Wilson Lawrence Waters ( - ) was an American businessman, farmer and politician who served in the 34th Tennessee House of Representatives from 1865 to 1867. Born in Watertown, Tennessee, the town was called Three Forks until being renamed for him. Waters was a member of the Whig Party until later becoming a Republican.

== Early life and ancestry ==
Wilson Lawrence Waters was born on November 11, 1818, in Watertown, Tennessee. His paternal grandparents, Shelah and Nancy (née Turner) Waters, had moved from Charles County, Maryland — a state in which Turner's family had been among the earliest settlers — to Virginia before again travelling west to Round Lick Creek, where they settled circa 1790.

== Career ==
Waters owned and operated a general store. By 1845, the local post office had moved into the store, the reason for the town's renaming. He was a delegate to the 1848 Whig National Convention in Philadelphia. In 1857, exploiting the water of the local creek, he built a water-powered grist mill and saw mill, as well as a blacksmithery. In 1858, he was appointed the first postmaster. He organized the Waters and Allen Foundry in Nashville.

In 1864, Waters was elected to the 34th Tennessee House of Representatives representing Wilson County, Tennessee. During his term, appealed for Black citizens to be tried in the same manner as White citizens. The appeal was rejected.

Waters, President of the Lebanon–Sparta Turnpike, was a major force in building the Nashville and Knoxville Railroad through Watertown, which caused the community to explode in size.

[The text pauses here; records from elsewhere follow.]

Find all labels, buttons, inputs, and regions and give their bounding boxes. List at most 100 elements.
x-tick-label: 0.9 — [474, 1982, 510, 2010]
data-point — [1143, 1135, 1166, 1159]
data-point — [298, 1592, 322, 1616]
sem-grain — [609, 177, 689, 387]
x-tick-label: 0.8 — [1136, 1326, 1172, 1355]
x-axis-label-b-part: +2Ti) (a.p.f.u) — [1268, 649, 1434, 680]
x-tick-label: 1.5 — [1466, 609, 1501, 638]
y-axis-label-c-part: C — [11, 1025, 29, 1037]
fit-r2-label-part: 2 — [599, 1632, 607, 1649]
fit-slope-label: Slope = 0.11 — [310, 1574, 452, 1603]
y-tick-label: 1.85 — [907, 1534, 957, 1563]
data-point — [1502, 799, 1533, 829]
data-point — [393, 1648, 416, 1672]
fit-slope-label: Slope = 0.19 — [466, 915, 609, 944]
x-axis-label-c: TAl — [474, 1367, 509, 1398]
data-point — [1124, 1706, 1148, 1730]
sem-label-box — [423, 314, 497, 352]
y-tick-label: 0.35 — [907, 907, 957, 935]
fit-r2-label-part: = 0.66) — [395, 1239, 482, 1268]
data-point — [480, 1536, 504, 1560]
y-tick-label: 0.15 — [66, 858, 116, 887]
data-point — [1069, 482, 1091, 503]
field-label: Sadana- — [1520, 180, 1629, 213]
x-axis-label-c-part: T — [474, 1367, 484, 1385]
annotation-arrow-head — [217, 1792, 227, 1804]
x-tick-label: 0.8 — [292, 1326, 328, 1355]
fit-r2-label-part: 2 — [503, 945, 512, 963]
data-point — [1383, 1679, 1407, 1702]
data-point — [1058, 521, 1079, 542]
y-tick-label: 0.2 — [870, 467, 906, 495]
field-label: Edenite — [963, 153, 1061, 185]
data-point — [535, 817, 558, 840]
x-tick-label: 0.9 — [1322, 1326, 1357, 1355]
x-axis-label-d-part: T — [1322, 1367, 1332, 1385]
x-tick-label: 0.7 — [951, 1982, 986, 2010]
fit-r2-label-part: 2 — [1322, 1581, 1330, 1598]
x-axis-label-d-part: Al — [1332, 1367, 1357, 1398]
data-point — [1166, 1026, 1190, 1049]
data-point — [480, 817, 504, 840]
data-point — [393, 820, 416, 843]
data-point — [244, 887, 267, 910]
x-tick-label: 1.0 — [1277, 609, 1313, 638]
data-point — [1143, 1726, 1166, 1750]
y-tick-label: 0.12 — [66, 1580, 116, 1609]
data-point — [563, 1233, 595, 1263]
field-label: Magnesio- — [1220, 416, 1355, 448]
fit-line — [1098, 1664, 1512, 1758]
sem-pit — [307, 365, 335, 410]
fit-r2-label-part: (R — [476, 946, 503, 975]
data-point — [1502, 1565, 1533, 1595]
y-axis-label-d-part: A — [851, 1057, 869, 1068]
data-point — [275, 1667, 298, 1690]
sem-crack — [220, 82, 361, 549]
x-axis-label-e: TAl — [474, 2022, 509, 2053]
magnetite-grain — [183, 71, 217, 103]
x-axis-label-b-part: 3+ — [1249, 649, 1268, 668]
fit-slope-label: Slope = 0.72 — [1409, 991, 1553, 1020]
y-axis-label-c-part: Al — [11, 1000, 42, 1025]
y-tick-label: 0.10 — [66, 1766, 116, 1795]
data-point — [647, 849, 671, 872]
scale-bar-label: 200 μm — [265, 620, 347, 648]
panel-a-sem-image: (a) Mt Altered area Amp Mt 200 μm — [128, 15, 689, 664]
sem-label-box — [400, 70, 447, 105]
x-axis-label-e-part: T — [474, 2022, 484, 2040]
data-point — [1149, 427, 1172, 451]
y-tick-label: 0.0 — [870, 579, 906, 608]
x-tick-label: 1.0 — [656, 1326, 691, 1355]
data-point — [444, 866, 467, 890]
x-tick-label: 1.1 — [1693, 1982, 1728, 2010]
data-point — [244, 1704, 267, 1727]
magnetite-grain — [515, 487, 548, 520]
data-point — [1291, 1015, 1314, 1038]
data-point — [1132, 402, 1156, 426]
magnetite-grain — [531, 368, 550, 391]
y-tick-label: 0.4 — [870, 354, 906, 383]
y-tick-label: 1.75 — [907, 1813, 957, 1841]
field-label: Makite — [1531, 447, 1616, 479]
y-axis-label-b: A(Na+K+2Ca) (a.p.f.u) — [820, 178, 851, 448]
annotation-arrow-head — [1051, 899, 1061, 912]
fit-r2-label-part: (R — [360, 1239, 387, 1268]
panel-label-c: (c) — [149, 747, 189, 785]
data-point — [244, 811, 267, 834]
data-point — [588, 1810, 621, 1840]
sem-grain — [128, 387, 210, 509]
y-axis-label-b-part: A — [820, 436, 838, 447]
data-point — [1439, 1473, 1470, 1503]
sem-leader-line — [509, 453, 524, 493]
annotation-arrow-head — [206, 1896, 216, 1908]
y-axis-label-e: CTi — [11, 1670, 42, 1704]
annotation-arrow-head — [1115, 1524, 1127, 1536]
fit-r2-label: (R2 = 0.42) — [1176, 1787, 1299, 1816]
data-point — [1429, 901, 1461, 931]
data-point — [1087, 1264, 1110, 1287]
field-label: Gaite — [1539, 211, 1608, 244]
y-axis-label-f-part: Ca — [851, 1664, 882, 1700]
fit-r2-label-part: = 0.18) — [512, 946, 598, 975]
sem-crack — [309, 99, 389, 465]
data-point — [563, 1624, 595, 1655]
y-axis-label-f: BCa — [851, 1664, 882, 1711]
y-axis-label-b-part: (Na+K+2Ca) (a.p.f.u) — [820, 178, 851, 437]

In 1887, Waters shoveled the first dirt to build the railway in front of a crowd of spectators.

In the 1890s, Waters built the Ellen Hotel, the first in Watertown.

== Personal life and death ==
Waters married Christiana Bryan on December 17, 1844. That year, the couple built a log cabin and lived there until their permanent residence, which still stands, was completed. To celebrate their 50th wedding anniversary, in 1894, the couple decorated their home with bouquets from Christiana's garden and served turkeys, chicken pies, cherry cobblers, custard pies and iced cakes.

Waters claimed to be psychic, and kept a dream journal documenting his claimed premonitions.

Waters died in Watertown on December 3, 1903, aged 85. He was buried in Waters Cemetery.